The “R” word.

The word “retarded” is offensive. Period. It hurts. The word originated in the medical field to describe cognitive or emotional delays and has a literal meaning of slow or delayed. Today the most common and pejorative meaning associated with that word is an insult to insinuate that someone is stupid or foolish.

I can’t even bring myself to say it; it makes my chest tighten. I was raised to never call anyone that word even though I know I used it to describe situations and actions in my preteens and maybe even beyond. Once my mother heard me utter that word as a descriptor. Being the angel my mother is, she punished me severely.

I told myself that I’d never put too much stock into the utterly ignorant ways people talk. I told myself it wasn’t even worth a reaction. I told myself we were above the foul ways people talk and responding to any hate speech would just bring it more to light. I tried to convince myself of all of this before my son was born. Then there was Henry; he arrived in the world and is our world. Now that word, no matter how it’s used, stabs me right in the chest. It elicits a physical reaction and I can’t help it.

Everything I tried to tell myself about that word and how it’s used to try to minimize it was false. I realize it is hate speech. I see it for what it is now. Words affect how we perceive things; they can skew imagery and toy with how we think about things. Words are powerful and the way we emphasize them can change their impact. If I describe someone’s intellect as unconventionally brilliant in the workplace and mention they have autism you begin to immediately form an opinion and picture an individual in a very specific way. Now what if I describe the same person and said they were retarded but seemed to be high functioning in their job despite everything? Completely different opinions are formed.

Now I will be speaking up when I hear this word instead of ignoring it. Everyone deserves dignity.

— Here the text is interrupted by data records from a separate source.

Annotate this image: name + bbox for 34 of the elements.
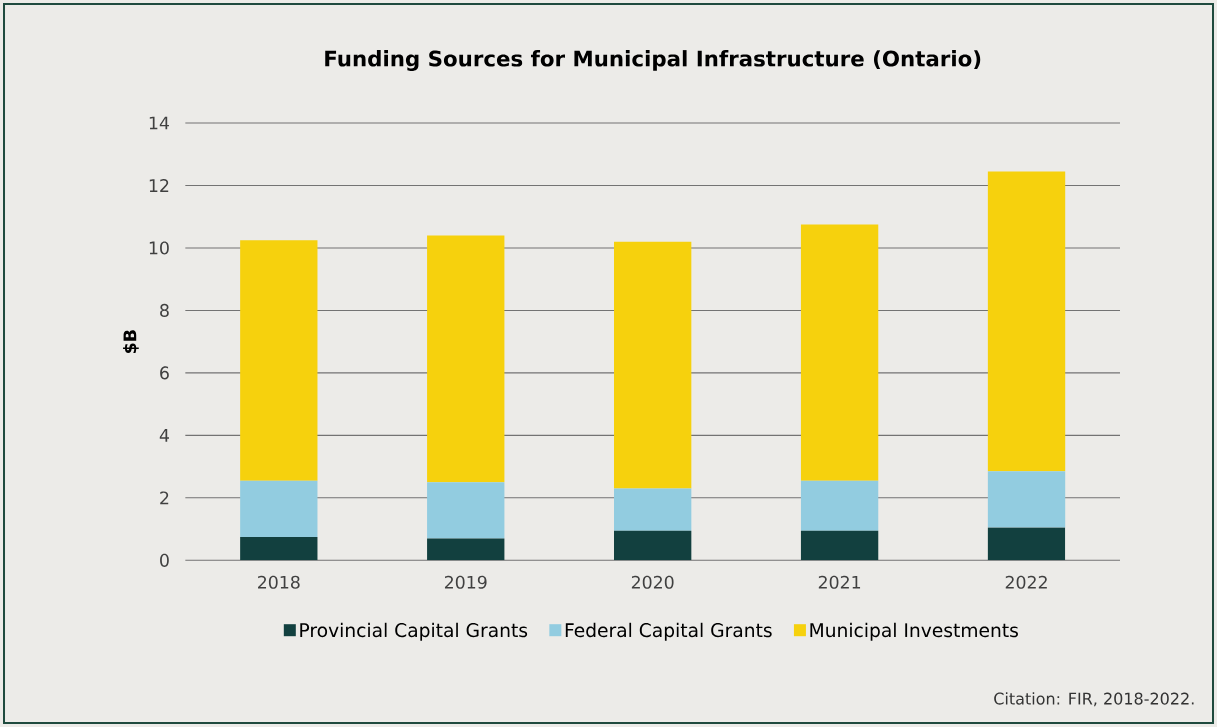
legend-label: Federal Capital Grants bbox=[565, 622, 772, 641]
y-tick-label: 0 bbox=[160, 553, 169, 567]
y-tick-label: 2 bbox=[160, 491, 169, 505]
y-tick-label: 4 bbox=[159, 429, 169, 442]
bar bbox=[614, 530, 692, 561]
x-tick-label: 2020 bbox=[631, 575, 674, 589]
bar bbox=[240, 240, 318, 481]
y-tick-label: 12 bbox=[149, 179, 169, 192]
bar bbox=[240, 536, 318, 561]
y-tick-label: 6 bbox=[160, 366, 169, 380]
x-tick-label: 2018 bbox=[258, 575, 300, 589]
bar bbox=[800, 530, 879, 561]
bar bbox=[427, 235, 505, 483]
bar bbox=[987, 527, 1066, 561]
x-tick-label: 2021 bbox=[818, 575, 861, 589]
y-tick-label: 14 bbox=[149, 116, 169, 130]
bar bbox=[427, 538, 505, 561]
bar bbox=[427, 482, 505, 539]
y-axis-title: $B bbox=[123, 330, 139, 353]
y-tick-label: 8 bbox=[160, 303, 169, 317]
chart-title: Funding Sources for Municipal Infrastructure (Ontario) bbox=[325, 50, 981, 71]
bar bbox=[800, 224, 879, 481]
bar bbox=[987, 171, 1066, 472]
y-tick-label: 10 bbox=[149, 241, 169, 255]
bar bbox=[800, 480, 879, 531]
bar bbox=[987, 471, 1066, 528]
legend-label: Municipal Investments bbox=[810, 622, 1018, 641]
bar bbox=[240, 480, 318, 537]
legend-label: Provincial Capital Grants bbox=[300, 622, 528, 641]
bar bbox=[614, 488, 692, 531]
text: Citation: FIR, 2018-2022. bbox=[994, 692, 1194, 707]
x-tick-label: 2022 bbox=[1005, 575, 1047, 589]
x-tick-label: 2019 bbox=[444, 575, 487, 589]
bar bbox=[614, 241, 692, 489]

I have just heard of two comedians using the “R” word in describing children and adults with Down Syndrome in their acts recently: Tom Segura and Chelsea Handler. People with Down Syndrome deserve respect. It is never acceptable to use the word “retarded” in any derogatory context (such as an insult) whether in a playful tone or not. Using this word is hurtful and suggests that people with disabilities are not competent or are less than. You can be funny or get your point across without using that word. Language that demeans and insults people like that word makes it so much harder for parents who are fighting to ensure our children can grow up and live in normalcy. We just want our kids to live free from prejudice and stigma that is fueled by the word retarded. Please don’t use it and don’t condone it. Words can do so much damage.

James 3:5b-8

5 “In the same way, the tongue is a small thing that makes grand speeches. But a tiny spark can set a great forest on fire. And among all the parts of the body, the tongue is a flame of fire. It is a whole world of wickedness, corrupting your entire body. It can set your whole life on fire, for it is set on fire by hell itself.People can tame all kinds of animals, birds, reptiles, and fish, but no one can tame the tongue. It is restless and evil, full of deadly poison. Sometimes it praises our Lord and Father, and sometimes it curses those who have been made in the image of God.”

Be kind. Please teach your children this lesson early and speak up when you hear injustice.

I try to be chill and low key, but the way Tom Segura responded to the mother who brought up the hateful way he described Down Syndrome has lit a fire in me.